I think it would also be possible to perform run-time pruning on each
row from the inner side of the join and bitmap-OR the matching
partitions each time then just scan those ones when performing the
probe phase of the hash join.  However, in practice, I'm not too sure
how that could be made to work well since nodeHashjoin.c would have to
be in charge of collecting the matching partitions when building the
hash table, but nodeAppend.c would have to be in charge of skipping
partitions that can't have any matches. I'm unsure how exactly the
hash join would communicate that to the Append. Traditionally, each
node is oblivious to its children nodes.

I imaging the overheads of performing run-time pruning for each inner
row might be quite high for this.  We do something like this for
parameterised nested loop joins, but generally those are only chosen
when the number of lookups is relatively small. And with Nested Loop,
the lookups are almost certainly much more expensive than a hash
probe, since they'll require scanning an index from the root each time
we get a new parameter.

> Unfortunately this is not an option for us, because the code in our case is generated by some third party software (sigh).
>
> Do you have any suggestions, what else I could do? (Or maybe you could add it as a new feature for v14 )?

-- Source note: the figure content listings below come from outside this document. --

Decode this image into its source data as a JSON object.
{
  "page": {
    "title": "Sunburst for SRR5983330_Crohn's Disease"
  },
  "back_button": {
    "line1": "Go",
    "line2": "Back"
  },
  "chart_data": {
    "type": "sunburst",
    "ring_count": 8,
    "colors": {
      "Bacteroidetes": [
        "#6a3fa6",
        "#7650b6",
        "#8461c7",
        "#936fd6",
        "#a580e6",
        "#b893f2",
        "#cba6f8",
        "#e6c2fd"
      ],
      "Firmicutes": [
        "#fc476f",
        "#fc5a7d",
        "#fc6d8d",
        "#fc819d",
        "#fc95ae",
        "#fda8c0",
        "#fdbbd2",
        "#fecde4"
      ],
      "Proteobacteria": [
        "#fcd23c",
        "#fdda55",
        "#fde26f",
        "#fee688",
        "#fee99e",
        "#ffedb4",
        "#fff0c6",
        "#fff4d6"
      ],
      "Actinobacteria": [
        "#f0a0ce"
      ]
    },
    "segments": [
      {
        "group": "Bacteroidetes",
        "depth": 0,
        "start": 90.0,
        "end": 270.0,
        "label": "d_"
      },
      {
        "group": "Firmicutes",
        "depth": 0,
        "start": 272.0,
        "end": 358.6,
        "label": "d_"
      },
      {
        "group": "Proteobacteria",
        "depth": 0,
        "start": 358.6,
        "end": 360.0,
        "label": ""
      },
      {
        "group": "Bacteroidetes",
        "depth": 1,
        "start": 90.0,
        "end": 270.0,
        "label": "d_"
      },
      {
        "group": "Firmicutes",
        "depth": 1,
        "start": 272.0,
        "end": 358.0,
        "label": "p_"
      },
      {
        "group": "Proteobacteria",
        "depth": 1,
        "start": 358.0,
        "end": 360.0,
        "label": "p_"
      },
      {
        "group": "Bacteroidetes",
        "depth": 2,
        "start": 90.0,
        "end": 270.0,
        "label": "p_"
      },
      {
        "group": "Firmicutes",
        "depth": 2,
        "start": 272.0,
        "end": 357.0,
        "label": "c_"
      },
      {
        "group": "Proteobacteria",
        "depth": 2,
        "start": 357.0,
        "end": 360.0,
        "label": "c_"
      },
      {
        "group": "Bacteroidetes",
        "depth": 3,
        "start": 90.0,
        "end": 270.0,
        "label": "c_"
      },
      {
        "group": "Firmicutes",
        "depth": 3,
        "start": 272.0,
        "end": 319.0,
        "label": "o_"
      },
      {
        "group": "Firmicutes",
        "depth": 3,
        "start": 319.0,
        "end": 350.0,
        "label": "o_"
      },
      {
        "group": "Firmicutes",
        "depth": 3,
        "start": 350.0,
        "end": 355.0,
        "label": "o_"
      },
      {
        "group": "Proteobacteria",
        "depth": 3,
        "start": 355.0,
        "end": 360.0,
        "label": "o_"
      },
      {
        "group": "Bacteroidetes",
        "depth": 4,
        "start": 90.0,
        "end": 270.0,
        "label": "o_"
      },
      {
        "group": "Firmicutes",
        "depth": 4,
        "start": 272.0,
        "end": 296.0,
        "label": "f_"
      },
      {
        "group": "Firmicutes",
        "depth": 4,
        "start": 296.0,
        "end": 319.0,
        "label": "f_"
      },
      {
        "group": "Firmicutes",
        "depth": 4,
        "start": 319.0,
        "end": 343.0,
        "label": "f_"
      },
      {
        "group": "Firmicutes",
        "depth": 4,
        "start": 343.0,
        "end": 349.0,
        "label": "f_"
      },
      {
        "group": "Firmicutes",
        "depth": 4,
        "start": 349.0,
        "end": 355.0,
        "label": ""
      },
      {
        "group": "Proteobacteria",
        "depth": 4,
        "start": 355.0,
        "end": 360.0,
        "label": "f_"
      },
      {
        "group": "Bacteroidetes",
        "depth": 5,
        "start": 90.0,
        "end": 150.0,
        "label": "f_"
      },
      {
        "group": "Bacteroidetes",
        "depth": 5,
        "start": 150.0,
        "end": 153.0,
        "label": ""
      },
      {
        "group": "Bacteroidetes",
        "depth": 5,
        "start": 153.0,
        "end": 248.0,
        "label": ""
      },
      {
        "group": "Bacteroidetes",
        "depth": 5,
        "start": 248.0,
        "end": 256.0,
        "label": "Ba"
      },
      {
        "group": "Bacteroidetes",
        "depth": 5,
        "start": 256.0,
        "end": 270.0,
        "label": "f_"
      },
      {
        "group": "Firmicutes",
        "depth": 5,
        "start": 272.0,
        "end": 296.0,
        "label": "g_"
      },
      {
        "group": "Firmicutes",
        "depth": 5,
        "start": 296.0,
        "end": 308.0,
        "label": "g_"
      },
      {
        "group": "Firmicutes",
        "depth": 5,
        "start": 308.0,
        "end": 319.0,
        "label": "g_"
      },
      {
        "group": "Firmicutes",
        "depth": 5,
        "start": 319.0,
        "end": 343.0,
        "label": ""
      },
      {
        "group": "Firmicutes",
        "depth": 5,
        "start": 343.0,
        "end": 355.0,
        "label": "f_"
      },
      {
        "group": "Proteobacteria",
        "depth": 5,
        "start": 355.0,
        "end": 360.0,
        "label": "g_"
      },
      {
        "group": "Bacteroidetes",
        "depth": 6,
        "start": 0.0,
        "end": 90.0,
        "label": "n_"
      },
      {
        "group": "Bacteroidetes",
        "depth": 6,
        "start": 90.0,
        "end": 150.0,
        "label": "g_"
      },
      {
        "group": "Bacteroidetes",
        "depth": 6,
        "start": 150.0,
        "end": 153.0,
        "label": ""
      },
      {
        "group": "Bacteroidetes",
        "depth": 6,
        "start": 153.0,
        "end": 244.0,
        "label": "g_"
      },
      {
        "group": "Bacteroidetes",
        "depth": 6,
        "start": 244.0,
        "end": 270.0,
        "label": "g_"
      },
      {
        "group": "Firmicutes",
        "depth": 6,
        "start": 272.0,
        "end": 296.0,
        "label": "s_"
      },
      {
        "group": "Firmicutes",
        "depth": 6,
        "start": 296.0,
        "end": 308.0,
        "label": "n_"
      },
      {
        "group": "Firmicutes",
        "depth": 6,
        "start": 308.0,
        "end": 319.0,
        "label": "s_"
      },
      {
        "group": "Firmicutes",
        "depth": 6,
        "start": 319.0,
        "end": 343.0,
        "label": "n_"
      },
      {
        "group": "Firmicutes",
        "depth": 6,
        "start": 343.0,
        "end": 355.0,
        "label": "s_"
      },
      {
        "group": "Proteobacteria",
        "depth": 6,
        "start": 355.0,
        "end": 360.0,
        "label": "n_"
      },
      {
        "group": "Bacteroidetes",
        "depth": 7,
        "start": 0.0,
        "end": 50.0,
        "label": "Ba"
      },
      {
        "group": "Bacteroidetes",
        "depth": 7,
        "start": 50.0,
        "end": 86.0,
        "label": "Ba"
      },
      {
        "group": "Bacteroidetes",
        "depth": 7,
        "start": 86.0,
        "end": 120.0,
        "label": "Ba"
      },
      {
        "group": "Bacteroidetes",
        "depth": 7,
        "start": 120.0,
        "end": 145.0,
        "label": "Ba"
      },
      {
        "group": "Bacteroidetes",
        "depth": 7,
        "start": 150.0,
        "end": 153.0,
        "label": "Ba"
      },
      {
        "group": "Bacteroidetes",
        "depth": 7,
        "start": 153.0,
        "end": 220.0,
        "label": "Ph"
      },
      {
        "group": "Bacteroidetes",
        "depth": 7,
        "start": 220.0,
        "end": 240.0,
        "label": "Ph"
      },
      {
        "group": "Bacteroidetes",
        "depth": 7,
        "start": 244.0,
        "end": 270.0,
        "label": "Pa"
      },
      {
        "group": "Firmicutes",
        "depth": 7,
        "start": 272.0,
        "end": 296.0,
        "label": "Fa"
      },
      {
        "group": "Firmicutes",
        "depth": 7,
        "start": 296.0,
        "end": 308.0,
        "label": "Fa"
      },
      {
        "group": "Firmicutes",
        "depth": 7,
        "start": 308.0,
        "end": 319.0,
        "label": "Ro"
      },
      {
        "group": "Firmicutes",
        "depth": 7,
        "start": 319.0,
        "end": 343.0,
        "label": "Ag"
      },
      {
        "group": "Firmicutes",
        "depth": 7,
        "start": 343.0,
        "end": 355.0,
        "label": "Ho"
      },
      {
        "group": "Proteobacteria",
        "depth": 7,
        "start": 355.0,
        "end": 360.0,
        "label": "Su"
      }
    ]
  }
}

If there was some way to make a parameterised nested loop more
favourable, then that might help you. That would require an index on
fact(part_key), but I imagine it's unlikely to work for you as the
benefits of run-time pruning are not really costed into the plan, so
it may be unlikely that you'll coax the planner into choosing that
plan. It may be an inferior plan anyway.